Prof. van Dischoeck kicked off her visit with a visit to an outreach programme, Astro Molo Mhlaba, a programme co-sponsored by UWC and the Office of Astronomy for Development, an office of the IAU itself its outreach projects. The morning visit was based at Molo Mhlaba School in Harare, Khayelitsha, where the Astro Molo Mhlaba programme takes place. Prof. van Dischoeck was taken on a tour of the school by the school’s founder and director , Dr Rethabile Mashale-Sonibare, where she had the opportunity to learn more not only about the astronomy programme, but also about the incredible STEM-focused education that underserved girls from the local community receive at the school.

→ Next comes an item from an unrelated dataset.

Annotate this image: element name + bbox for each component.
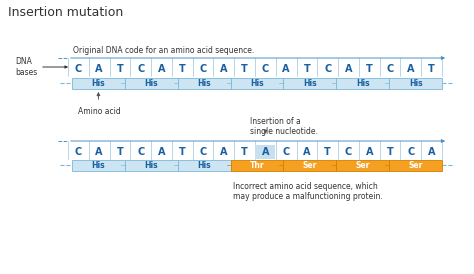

Prof. van Dischoeck then proceeded to the Department of Physics and Astronomy to present her current research. Thanks to the interdisciplinarity of her work, there was a large audience in attendance who come from a variety of backgrounds that included Astronomy, Physics and Chemistry. Prof. van Dishoeck works at the interface between astronomy and chemistry, and this informed her presentation. Prof. van Dischoeck’s talk touched upon one of the most exciting recent developments in astronomy: the discovery of thousands of planets around stars other than our Sun. The question of how these exo-planets form, and what factors lead to the variety of properties we observe in them, is still an open one. Thanks to powerful new telescopes, such as ALMA, astronomers are able to zoom in on planetary construction zones for the first time, leading to the discovery of water and a surprisingly rich variety of organic materials, including simple sugars.
“Can these pre-biotic molecules end up in comets and ultimately new planets and thus form the basis for life elsewhere in the universe? What did the Rosetta mission find when it landed on comet 67P?” These incredibly fundamental and exciting questions inevitably led to numerous questions and much excitement from the audience.
The visit was concluded with a tour of the Inter-University Institute for Data Intensive Astronomy offices at the University of the Western Cape.